[Updated September 2022] The Evolv Oracle is no longer available.
Evolv Oracle Climbing Shoe Review, by Dave Westlake.
Evolv have gone from being the new kid on the block to being one of the big names in the climbing shoe world in what seems like a very short space of time. Support from the big guns has helped, no doubt: the likes of Chris Sharma, Ashima Shiraishi, and the more recent additions of Paul Robinson and Daniel Woods have shown just what Evolvs are capable of if they’re on the right feet. Evolvs have even seen Rock + Run’s very own Tom Newberry up some moderately tricky routes – apparently compensating for the fact he’s only 20% as strong as everyone else who climbs the same grade!

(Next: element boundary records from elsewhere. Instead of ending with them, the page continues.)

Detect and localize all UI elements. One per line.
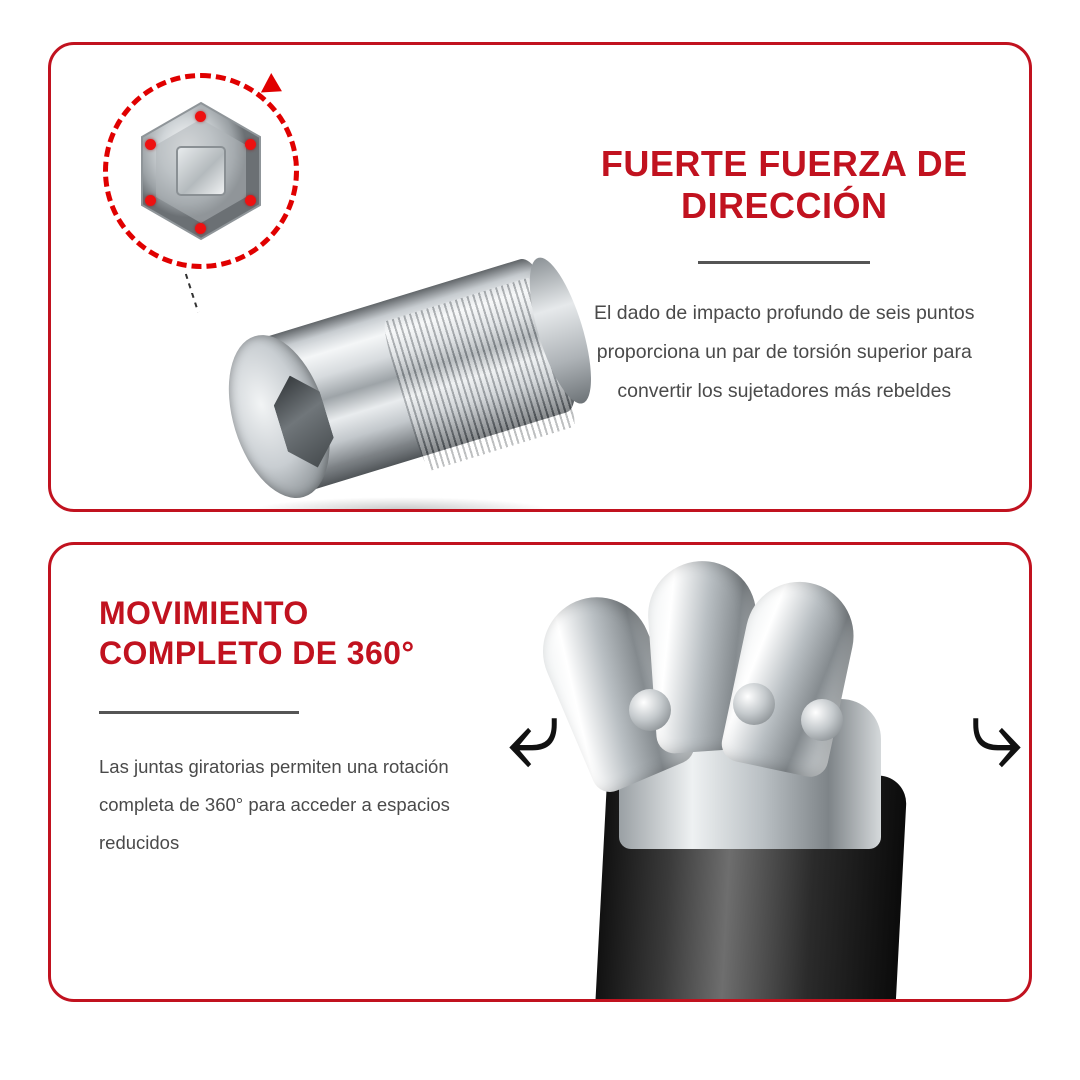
panel-body-text: Las juntas giratorias permiten una rotación completa de 360° para acceder a espacios reducidos (99, 756, 450, 853)
headline-line-2: DIRECCIÓN (681, 185, 888, 226)
divider (99, 711, 299, 714)
universal-joint-illustration (501, 545, 1029, 999)
socket-image-group (51, 45, 560, 509)
hex-point-marker (195, 223, 206, 234)
joint-pin (801, 699, 843, 741)
hex-point-marker (245, 139, 256, 150)
hex-face-detail (129, 99, 273, 243)
socket-illustration (51, 45, 560, 509)
divider (698, 261, 870, 264)
panel-headline (601, 143, 968, 228)
panel-content (51, 545, 1029, 999)
panel-content (51, 45, 1029, 509)
callout-leader-line (185, 274, 199, 313)
feature-panel-full-360-movement (48, 542, 1032, 1002)
panel-headline (99, 593, 491, 673)
panel-text-block (560, 45, 1029, 509)
headline-line-1: FUERTE FUERZA DE (600, 142, 968, 184)
panel-text-block (51, 545, 501, 999)
hex-point-marker (245, 195, 256, 206)
joint-pin (733, 683, 775, 725)
hex-point-marker (195, 111, 206, 122)
panel-body-text: El dado de impacto profundo de seis puntos proporciona un par de torsión superior para convertir los sujetadores más rebeldes (594, 302, 975, 403)
headline-line-1: MOVIMIENTO (99, 595, 309, 631)
rotate-right-arrow-icon: ⤷ (969, 677, 1023, 789)
joint-pin (629, 689, 671, 731)
socket-body (187, 234, 608, 512)
headline-line-2: COMPLETO DE 360° (99, 635, 415, 671)
socket-shadow (251, 497, 551, 512)
feature-panel-strong-steering-force (48, 42, 1032, 512)
rotate-left-arrow-icon: ⤷ (506, 677, 561, 789)
hex-point-marker (145, 195, 156, 206)
hex-point-marker (145, 139, 156, 150)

The Oracle is their suave new technical all-rounder. Its billing as “the next step in performance” sets it a high bar. As an all-round performance shoe with an eye on the steeper end of things, the Oracle has a lot of ground to cover if it is to compete alongside some of the other models in this category. Shoes like the La Sportiva Miura, the Scarpa Impact Lace and the Tenaya Oasi are all established favourites. How does the Evolv Oracle stack up against these heavyweights? I took a pair out for testing over the last few months to find out.
Fit and construction
There was a time when any kind of performance shoe felt terrible for the first few weeks, causing the wearer intense discomfort, a little pain and offering a distinct lack of sensitivity. I’ve been known to do daily ten minute stints in front of the TV having prized new shoes on with the help of carrier bags, in the hope they’d be wearable for 15-20 minute bursts at the weekend. Not anymore. The Oracles, like many other cutting-edge performance shoes available today, felt great straight out of the box.

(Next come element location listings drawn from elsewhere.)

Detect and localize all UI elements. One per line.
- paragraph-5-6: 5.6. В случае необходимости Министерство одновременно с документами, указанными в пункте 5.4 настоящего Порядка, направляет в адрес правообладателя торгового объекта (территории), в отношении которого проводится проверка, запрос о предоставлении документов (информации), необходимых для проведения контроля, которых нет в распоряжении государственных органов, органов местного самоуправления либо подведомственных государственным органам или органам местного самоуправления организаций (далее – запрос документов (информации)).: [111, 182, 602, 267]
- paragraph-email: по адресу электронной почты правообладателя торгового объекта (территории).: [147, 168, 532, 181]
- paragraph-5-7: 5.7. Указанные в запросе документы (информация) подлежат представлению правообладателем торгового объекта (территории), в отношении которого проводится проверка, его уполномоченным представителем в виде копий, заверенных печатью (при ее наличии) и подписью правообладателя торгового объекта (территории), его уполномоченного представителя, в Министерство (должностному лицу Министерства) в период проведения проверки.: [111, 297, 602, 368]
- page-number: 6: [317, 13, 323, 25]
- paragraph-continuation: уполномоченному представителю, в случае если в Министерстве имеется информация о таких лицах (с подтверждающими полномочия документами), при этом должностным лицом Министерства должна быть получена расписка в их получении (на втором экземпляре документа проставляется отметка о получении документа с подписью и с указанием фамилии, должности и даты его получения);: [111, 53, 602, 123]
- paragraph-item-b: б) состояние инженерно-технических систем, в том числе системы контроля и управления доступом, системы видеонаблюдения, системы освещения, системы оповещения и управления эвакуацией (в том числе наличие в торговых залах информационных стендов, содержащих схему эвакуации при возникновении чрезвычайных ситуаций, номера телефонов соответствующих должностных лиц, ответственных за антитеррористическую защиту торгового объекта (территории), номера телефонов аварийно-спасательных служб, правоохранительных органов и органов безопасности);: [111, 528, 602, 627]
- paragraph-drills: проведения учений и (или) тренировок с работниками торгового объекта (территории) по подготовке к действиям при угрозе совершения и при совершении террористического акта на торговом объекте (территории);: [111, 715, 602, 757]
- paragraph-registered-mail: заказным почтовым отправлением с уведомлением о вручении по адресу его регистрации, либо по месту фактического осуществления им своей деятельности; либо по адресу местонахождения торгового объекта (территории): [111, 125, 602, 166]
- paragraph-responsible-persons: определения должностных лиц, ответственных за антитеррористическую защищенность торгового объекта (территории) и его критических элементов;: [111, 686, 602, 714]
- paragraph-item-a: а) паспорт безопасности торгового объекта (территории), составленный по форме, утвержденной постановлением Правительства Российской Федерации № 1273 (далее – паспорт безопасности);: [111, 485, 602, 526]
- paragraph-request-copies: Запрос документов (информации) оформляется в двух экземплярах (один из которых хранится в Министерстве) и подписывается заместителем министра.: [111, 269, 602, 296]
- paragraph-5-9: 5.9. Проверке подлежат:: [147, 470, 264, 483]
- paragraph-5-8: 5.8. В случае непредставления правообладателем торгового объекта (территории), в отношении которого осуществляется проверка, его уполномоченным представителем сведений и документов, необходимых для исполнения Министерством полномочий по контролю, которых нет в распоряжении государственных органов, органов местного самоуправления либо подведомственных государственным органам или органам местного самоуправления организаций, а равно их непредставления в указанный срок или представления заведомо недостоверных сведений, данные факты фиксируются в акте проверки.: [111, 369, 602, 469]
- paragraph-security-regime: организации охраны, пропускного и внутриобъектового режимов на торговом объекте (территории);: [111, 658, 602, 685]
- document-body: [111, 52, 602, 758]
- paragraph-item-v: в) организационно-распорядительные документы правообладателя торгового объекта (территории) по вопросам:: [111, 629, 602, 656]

This owes partly to the Oracle being a relatively soft shoe. Softer models tend to need less breaking in than stiffer shoes, but a few key features help to dial the Oracle down further for a great fit. There’s the now familiar ‘love bump’ that Evolv brought in with the Shaman several years ago. This is a raised area on the sole of the footbed that fills the dead space under the big toe – giving a more aggressive profile and helping to retain the down turn. Then there is the lacing – which is the key feature that makes its debut in the Evolv range with this shoe. The speed lacing system means the rear of the shoe is pulled in nicely and this gives a snug, secure feeling to the whole shoe. A micro cord disappears into the back of the heel and is smoothed along where it meets the laces by small plastic eyelets at both sides.
Lace ups have always had a bit of an edge on slippers or Velcros in terms of getting the fit just right, but this additional feature helps you to get that extra bit of security around the heel. When testing the shoes, I found this little innovation payed dividends on boulder problems that involved aggressive heel hooking and foot-toe jams.
The laces extend far enough down the length of the foot, but not so far that they will get mashed up on toe hooks. They are protected by the upper, though I do wonder how much wear and tear the delicate looking plastic inserts at the top of the micro cord can take. Build quality, however, seems good all round, and the lacing really does make getting them on and off much easier than other lace ups that use a more traditional system.
The Oracle does a pretty impressive job of covering all bases, in terms of performance sport, bouldering and trad climbing. Unlike many lace up models, the rubber toe patch is extensive and gives coverage high enough up the forefoot for all manner of toe hooks. This is a nice change from other lace ups which include a small and rather useless patch of toe rubber that doesn’t do much.
At first I wondered whether the Oracle would be too soft for limestone edging. On the sport routes of Portland and the trad climbs of Pembroke it took a while to get used to this, because I would normally be wearing a stiffer shoe for this sort of thing. However, once I learned to trust them I found they didn’t let me down on small edges.
Part of this confidence came from the rubber. The 4.2mm Trax SAS feels as sticky and responsive as anything I’ve tried. Evolv rubber has tended to be a little softer than some others – more akin to Stealth or Vibram XS grip than the firmer compounds such as Vibram XS edge. For me this is a benefit, as I prefer a softer, stickier compound in all but the hottest conditions. This does mean the shoes may wear a bit quicker for some climbers – particularly those who are heavier and put more weight through their feet.
The toe box felt very similar to that of the Shaman, which many readers will be familiar with. As Evolv’s most successful shoe, this seems like a good shape to copy and I’ve found it drives a nice balance between a pointed toe and a decent inner edge for standing on small, err, edges.
As the name would suggest, the Oracle is a shoe that can answer nearly all the questions asked of it in the vertical arena. It has become my current go to shoe for route climbing, but it’s equally at home in the wall. You may prefer the convenience of Velcro – particularly if you do a lot of indoor climbing or training. If so you might find the Evolv X1 worth a look. But if you want a performance all-rounder, the precision fit given by the lace system, and the all-round versatility of the Oracle is hard to beat.